What results should you expect when the Gospel takes root? Or, in other words, how is your neighborhood, city or nation different because of Pentecost? This is the “Pentecost question.”
Since 1995 I’ve had the privilege of living in Managua, Nicaragua. My ministry has been to walk alongside of the evangelical (i.e. “Protestant”) church in Central America.
The evangelical church in the Pacific Coast of Nicaragua was birthed through the work of U.S. missionaries around 1900. In the last three decades the number of evangelicals has grown exponentially. As many as one out of every four Nicaraguans currently claims a “born again” experience.
Yet many Nicaraguan evangelicals are beginning to ask the “Pentecost question.” In some respects there are clear and positive responses:
- Superstitious allegiances to statues of Mary and the saints have been discarded.
- Addictions to alcohol have been overcome.
- Destructive cultural patterns such as male marital unfaithfulness have been abandoned.
There’s little doubt that many individuals and families have changed because the Gospel has taken root in their lives.
But a growing number of Nicaraguan evangelicals are beginning to ask if these are sufficient answers to the “Pentecost question.” They’re considering hard questions such as these:
- Does Pentecost compel us to address local and global issues of injustice?
- Should the Gospel bring visible changes in the self-serving behavior of governmental and business leaders?

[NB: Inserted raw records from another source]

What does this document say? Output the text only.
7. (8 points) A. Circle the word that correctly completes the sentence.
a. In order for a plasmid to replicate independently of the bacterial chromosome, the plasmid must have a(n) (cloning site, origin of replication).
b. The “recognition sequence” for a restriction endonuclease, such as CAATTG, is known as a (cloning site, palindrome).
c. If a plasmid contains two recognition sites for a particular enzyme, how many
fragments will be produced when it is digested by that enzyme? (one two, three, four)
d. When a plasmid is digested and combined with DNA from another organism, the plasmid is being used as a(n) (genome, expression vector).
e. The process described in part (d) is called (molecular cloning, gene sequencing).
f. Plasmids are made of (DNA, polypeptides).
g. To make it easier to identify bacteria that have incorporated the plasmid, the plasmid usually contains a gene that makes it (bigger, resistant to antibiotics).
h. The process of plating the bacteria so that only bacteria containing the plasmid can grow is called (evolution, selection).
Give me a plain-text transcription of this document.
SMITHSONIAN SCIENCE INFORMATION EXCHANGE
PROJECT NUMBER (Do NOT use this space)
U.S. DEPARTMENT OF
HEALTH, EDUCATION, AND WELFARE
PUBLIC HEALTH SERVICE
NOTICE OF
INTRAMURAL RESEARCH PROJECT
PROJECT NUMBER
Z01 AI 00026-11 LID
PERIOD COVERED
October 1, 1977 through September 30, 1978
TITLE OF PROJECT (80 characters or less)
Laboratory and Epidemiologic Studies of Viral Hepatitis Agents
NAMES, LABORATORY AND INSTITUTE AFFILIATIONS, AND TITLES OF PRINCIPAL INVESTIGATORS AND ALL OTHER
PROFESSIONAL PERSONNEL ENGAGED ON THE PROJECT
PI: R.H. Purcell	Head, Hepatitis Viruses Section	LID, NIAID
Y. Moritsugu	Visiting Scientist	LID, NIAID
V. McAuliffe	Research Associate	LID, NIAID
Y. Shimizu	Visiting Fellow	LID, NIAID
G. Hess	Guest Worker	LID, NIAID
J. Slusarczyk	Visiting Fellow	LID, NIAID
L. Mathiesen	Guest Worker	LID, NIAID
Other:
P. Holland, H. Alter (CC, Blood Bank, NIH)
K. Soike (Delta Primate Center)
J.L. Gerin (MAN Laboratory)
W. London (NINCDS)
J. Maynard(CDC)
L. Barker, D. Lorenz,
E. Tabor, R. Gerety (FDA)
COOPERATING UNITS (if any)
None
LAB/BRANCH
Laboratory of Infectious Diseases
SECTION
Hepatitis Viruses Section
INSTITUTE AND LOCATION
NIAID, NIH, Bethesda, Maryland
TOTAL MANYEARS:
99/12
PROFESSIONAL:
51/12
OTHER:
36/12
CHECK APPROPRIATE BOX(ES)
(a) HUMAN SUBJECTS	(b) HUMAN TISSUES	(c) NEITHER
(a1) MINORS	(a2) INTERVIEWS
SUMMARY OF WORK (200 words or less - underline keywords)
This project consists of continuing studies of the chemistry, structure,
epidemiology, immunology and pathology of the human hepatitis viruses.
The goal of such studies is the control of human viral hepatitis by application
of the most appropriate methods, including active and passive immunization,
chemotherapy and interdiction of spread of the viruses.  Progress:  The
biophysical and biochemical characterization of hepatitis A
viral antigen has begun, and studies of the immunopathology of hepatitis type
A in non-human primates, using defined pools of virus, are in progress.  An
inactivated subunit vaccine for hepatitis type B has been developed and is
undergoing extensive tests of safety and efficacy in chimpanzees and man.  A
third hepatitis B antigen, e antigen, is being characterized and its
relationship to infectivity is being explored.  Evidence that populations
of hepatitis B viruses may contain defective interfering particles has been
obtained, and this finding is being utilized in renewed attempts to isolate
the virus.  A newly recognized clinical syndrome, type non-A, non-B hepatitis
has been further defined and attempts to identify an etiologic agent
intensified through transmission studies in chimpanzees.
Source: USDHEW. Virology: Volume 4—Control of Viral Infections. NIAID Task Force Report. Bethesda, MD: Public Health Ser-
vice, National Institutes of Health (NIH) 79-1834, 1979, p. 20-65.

- Is it enough that the church is a refuge from society or should it also manifest the presence of Jesus in places where people are most hurt and broken?
- Can a church that is splintered between many denominations in the same neighborhood or city be an authentic witness?
For starters, how would you answer the “Pentecost question” for your neighborhood, city or nation? Is this the right question to ask?